Since the value is in “sectors” of 512 Bytes, that comes in at 192 KiB. As we have plenty of RAM (upgraded my DS to 8GB), I’ve set this to the recommended 32 MiB:

root@DiskStation:~# blockdev --setra 65536 /dev/md3
root@DiskStation:~# blockdev --setra 65536 /dev/md2

And that gave another small boost:

root@DiskStation:~# cat /proc/mdstat
Personalities : [linear] [raid0] [raid1] [raid10] [raid6] [raid5] [raid4]
md3 : active raid5 sdd6[2] sda6[0] sdb6[1]
      1953494784 blocks super 1.2 level 5, 64k chunk, algorithm 2 [3/3] [UUU]
      [=====>...............]  reshape = 26.1% (511295616/1953494784) finish=1001.1min speed=24008K/sec

Another 300 minutes (5 hours) shaved off the remaining time. With a remaining time of less than 17 hours for something which initially needed 3.5 days, I was very pleased.

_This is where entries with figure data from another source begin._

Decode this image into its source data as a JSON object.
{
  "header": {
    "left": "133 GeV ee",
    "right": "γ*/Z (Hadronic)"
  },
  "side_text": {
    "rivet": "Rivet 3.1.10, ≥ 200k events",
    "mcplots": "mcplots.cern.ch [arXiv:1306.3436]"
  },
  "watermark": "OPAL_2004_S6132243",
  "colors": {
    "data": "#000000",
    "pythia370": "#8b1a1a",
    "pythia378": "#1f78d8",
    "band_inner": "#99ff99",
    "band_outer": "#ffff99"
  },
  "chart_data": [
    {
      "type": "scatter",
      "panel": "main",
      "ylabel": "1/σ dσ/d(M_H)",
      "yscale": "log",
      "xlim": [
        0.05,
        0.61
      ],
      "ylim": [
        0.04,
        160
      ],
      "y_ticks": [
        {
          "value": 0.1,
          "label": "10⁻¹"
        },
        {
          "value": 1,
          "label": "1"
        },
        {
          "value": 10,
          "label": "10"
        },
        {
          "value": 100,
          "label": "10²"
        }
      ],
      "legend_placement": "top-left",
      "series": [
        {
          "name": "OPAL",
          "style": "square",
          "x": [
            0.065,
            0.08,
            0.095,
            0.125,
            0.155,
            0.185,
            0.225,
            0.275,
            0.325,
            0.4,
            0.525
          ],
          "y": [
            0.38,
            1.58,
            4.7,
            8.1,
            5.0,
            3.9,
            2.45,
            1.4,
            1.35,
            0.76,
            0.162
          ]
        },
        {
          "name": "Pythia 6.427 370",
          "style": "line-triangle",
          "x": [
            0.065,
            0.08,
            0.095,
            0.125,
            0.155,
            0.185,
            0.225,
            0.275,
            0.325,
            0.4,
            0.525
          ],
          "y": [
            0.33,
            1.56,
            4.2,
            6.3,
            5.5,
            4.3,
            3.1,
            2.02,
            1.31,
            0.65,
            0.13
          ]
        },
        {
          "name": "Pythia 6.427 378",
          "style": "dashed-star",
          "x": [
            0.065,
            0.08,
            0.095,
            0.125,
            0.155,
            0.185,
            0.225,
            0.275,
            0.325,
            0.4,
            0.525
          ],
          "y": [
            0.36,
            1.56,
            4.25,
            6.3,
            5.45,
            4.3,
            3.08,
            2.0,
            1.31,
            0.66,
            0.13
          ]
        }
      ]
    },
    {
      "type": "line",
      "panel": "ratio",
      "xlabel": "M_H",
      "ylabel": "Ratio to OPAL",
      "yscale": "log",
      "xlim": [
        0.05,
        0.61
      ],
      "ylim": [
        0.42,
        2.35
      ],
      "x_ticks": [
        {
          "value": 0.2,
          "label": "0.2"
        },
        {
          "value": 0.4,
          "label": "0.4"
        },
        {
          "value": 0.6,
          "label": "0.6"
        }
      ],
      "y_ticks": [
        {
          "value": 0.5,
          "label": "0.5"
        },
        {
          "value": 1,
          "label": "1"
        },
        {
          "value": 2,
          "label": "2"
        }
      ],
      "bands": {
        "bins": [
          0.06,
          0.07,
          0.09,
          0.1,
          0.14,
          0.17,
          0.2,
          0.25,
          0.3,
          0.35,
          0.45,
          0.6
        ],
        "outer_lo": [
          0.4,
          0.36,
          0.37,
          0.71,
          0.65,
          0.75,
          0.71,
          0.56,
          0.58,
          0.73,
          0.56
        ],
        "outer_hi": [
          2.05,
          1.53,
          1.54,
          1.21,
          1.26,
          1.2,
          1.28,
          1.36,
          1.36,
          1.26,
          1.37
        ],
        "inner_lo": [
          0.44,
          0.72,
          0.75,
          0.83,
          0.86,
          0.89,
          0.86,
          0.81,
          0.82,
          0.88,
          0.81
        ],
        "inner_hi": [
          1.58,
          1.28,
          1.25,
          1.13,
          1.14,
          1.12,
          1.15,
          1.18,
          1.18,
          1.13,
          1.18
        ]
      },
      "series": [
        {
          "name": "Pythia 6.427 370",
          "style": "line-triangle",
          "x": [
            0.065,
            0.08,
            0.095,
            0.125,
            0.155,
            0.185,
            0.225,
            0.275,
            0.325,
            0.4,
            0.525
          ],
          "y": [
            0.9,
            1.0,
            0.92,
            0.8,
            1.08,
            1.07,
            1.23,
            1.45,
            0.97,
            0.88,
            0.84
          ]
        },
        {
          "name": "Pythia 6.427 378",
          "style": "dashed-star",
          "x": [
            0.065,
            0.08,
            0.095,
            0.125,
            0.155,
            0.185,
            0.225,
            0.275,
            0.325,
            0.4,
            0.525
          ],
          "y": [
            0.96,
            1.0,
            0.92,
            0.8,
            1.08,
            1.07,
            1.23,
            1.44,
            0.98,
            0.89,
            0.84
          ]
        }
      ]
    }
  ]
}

And the process seems to have sped up even more as it is now - 9.5 hours later - nearing completion:

root@DiskStation:~# cat /proc/mdstat 
Personalities : [linear] [raid0] [raid1] [raid10] [raid6] [raid5] [raid4] 
md3 : active raid5 sdd6[2] sda6[0] sdb6[1]
      1953494784 blocks super 1.2 level 5, 64k chunk, algorithm 2 [3/3] [UUU]
      [===================>.]  reshape = 95.9% (1874314432/1953494784) finish=20.1min speed=65521K/sec

UPDATE

After replacing the second disk, there was another reshape going on, but this time, the speed lingered at 20-30 MB/sec which isn’t much given that it went up to 80 MB/sec for the first disk.

However, after some more research, I found this comment which explained how the system only speeds up to speed_limit_max when there’s no other disk I/O going on and otherwise keeps the speed at speed_limit_min. That made sense as the default speed_limit_min is 10000 (or 10 MB/sec) and I already increased it to 20000 yesterday.

Why the Synology thought there was other activity and kept the transfer speed down, I don’t know.

But now I increased the minimum speed further to 60 MB/s:

sysctl -w dev.raid.speed_limit_min=60000

And suddenly the reshaping speed also increased to around 60 MB/sec. I slightly increased it further until I ended up at a value of 90000 (90 MB/s) and a real speed of around 80-90 MB/sec.

This cut the remaining time down from 12 hours to 3.